Mexico's famed party destination Cancun has proved the unlikely Tokyo blueprint for Australian beach volleyball Olympic medal hope Taliqua Clancy.

Clancy and partner Mariafe Artacho del Solar endured a year without competition as COVID-19 halted the FIVB World Tour in 2020.

They were forced to wait until last month's three-leg series held in a Cancun bubble to seal their Games berth as one of the world's top-15 duos.

Clancy and Peru-born Artacho del Solar won the final event in Mexico and will arrive at Tokyo's Shiokaze Park in July optimistic they can match Sydney 2000 golden pair Natalie Cook and Kerri Pottharst.

"We're really confident; we've had so many great seasons now and it's just a feeling we have, on top of the results we've had," Clancy told AAP.

"Even with the unique preparation, we have it in us to go all the way because we've done a really good job of managing it.

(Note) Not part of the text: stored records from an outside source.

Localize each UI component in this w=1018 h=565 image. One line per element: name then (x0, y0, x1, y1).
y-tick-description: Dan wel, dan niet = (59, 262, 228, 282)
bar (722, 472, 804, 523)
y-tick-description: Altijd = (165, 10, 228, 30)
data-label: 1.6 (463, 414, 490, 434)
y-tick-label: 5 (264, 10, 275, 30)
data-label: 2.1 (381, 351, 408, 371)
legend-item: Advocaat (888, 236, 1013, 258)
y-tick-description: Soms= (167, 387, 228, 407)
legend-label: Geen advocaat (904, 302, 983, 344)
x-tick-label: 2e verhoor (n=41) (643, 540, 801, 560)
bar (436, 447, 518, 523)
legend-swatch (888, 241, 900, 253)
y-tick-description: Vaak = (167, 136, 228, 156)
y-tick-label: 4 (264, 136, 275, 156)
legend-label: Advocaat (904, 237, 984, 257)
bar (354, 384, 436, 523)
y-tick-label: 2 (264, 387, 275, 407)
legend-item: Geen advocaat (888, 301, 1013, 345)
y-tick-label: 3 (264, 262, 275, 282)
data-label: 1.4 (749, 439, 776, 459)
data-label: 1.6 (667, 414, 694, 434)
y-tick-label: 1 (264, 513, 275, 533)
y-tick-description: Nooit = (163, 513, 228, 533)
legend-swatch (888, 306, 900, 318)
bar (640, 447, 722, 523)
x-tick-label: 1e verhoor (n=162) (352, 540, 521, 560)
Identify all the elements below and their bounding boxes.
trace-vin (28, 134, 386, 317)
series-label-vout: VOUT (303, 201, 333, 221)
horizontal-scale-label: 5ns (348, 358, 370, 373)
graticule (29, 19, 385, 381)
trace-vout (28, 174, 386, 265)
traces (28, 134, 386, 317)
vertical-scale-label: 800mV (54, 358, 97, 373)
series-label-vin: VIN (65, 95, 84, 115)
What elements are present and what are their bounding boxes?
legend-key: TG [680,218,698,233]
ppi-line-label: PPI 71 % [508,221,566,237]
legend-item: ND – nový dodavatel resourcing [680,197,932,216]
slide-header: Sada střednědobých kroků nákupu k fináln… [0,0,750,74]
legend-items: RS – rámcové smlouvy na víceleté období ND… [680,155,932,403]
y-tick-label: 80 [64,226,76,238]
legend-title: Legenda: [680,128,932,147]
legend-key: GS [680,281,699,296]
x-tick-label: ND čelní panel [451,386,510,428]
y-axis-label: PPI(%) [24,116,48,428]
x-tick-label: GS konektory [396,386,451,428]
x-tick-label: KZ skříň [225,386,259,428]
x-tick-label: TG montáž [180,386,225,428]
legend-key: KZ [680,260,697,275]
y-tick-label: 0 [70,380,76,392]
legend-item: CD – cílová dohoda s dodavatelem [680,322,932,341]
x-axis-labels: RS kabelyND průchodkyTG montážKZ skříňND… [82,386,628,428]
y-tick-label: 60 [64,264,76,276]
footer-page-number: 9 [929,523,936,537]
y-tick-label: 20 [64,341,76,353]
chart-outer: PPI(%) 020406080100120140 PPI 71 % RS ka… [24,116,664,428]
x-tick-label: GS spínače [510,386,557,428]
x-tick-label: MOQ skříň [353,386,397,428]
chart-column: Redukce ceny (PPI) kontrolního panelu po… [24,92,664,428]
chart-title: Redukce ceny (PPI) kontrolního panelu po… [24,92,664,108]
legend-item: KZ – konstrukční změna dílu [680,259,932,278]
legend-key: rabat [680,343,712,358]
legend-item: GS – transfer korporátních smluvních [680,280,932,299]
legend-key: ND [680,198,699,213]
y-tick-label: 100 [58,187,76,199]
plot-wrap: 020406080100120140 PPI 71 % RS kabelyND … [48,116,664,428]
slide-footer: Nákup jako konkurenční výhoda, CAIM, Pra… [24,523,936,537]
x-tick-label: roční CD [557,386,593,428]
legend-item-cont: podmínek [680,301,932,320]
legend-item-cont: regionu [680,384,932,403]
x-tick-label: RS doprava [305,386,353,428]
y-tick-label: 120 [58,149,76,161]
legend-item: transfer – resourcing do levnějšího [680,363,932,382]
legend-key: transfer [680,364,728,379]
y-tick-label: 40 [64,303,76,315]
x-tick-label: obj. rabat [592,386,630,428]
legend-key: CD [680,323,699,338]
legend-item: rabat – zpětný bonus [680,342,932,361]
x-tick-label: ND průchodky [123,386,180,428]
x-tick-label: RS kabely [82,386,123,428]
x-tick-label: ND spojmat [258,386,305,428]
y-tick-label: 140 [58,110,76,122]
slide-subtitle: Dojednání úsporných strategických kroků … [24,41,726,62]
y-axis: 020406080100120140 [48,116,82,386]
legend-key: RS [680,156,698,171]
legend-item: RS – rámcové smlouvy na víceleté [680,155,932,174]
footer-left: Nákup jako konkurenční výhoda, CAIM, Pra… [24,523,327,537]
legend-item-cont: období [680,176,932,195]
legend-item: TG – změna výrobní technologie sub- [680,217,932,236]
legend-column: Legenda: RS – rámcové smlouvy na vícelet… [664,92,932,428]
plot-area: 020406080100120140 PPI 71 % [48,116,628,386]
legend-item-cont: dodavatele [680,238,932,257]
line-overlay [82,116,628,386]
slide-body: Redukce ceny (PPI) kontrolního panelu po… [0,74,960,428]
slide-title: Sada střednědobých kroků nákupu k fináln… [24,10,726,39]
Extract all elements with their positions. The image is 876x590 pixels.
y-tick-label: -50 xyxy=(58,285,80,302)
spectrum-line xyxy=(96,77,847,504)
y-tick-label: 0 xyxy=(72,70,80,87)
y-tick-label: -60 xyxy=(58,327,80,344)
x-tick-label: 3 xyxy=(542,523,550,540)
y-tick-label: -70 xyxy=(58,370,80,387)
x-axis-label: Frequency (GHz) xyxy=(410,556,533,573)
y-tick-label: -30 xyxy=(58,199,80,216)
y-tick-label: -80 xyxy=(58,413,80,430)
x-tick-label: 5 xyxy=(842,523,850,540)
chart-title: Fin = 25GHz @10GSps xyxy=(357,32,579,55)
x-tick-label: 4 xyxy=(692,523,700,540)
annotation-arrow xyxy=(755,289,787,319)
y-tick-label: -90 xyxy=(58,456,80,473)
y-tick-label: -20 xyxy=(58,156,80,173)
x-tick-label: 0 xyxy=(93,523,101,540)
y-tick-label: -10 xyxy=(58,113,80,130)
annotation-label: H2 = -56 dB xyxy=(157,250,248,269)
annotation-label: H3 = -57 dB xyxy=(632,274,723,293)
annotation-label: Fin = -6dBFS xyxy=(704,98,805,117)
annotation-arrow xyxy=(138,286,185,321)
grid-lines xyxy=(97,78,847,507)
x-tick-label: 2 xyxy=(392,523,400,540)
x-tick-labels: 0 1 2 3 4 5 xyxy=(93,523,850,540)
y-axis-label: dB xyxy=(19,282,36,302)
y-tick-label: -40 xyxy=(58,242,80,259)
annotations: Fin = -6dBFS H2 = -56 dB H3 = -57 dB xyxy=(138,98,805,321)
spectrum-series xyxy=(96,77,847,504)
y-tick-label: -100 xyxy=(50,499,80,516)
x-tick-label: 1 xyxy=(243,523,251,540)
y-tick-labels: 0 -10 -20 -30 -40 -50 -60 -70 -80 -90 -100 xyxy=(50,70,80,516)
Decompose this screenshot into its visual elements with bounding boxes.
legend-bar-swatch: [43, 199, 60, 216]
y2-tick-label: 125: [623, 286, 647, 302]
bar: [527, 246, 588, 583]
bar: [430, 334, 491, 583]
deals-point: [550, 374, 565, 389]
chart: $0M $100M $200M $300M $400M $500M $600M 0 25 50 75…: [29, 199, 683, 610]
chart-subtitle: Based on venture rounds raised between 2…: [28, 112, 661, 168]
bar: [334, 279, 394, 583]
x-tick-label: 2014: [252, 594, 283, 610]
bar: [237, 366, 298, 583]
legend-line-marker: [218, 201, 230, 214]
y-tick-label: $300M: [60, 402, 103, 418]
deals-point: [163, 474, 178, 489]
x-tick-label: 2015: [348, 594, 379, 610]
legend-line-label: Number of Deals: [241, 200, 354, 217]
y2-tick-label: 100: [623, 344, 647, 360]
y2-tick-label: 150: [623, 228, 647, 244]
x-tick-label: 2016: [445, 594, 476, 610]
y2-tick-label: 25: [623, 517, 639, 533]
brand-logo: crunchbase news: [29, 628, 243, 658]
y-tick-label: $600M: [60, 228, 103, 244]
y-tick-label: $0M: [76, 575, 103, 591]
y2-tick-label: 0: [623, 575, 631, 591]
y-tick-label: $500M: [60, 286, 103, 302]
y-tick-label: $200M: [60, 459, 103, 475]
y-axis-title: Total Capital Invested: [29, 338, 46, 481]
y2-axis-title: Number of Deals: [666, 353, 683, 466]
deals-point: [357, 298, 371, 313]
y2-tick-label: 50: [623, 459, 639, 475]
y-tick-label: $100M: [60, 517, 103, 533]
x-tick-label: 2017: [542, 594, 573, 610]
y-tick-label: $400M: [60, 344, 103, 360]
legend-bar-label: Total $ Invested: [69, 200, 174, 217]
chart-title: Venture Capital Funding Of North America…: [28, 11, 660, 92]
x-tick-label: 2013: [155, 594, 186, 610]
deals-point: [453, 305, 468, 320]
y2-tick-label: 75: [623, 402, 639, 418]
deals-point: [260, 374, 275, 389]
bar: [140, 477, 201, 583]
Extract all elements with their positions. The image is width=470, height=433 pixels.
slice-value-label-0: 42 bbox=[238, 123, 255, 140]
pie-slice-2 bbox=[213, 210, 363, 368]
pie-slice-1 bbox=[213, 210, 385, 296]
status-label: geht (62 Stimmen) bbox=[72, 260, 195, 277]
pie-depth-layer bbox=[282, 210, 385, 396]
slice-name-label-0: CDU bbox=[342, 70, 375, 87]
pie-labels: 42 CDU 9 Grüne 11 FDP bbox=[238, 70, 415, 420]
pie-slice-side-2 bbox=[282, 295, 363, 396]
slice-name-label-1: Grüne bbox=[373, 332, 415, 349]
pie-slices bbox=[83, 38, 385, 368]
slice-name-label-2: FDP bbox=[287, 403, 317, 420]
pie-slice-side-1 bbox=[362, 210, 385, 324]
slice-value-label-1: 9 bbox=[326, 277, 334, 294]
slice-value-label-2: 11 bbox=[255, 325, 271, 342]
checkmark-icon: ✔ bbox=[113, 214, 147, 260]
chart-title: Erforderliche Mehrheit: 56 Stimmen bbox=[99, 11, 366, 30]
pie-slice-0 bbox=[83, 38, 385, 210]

"The Cancun bubble was amazing; it was great practice in the lead up to Tokyo and took a lot of fear out of how the management of COVID can be done in large groups."

Kingaroy product Clancy became the first Indigenous Australian to compete in Olympic beach volleyball when she partnered with Louise Bawden in Rio - moving undefeated into the quarter-finals before losing to the eventual bronze medallists.

One of just 52 Indigenous Australian Olympians, Clancy welcomed the release of the AOC's Reconciliation Action Plan (RAP) in Brisbane on Wednesday.

The AOC this year enacted constitutional change to ensure enduring Aboriginal and Torres Strait Island representation on the AOC Athletes' Commission, while former track star Kyle Vander-Kuyp will serve as Australia's Indigenous athlete liaison officer in Tokyo.

Former sprinter Patrick Johnson chairs the Indigenous Advisory Committee formed in 2019 and was also in Brisbane as hundreds of school students were put through their paces in a mini-Olympics.

The release follows a racially-based protest by Opals star Liz Cambage, who took umbrage with photos of predominantly white Australian Olympians in promotional images and threatened to boycott the Games.

"It (the RAP) was definitely needed; it's important to know there's a voice and someone who can support us even outside the federations and Olympic committee," Clancy said.

"I feel an even bigger support now from the AOC; it's another really great step forward to reconciliation and as an Olympic athlete we are a bigger team and we know we're supported and paving the way for future Indigenous athletes.

"The Olympics represents diversity and inclusion and it is reconciliation.

"All of us coming together and sharing our journeys ... it's great now that we are acknowledging our First Nations people more."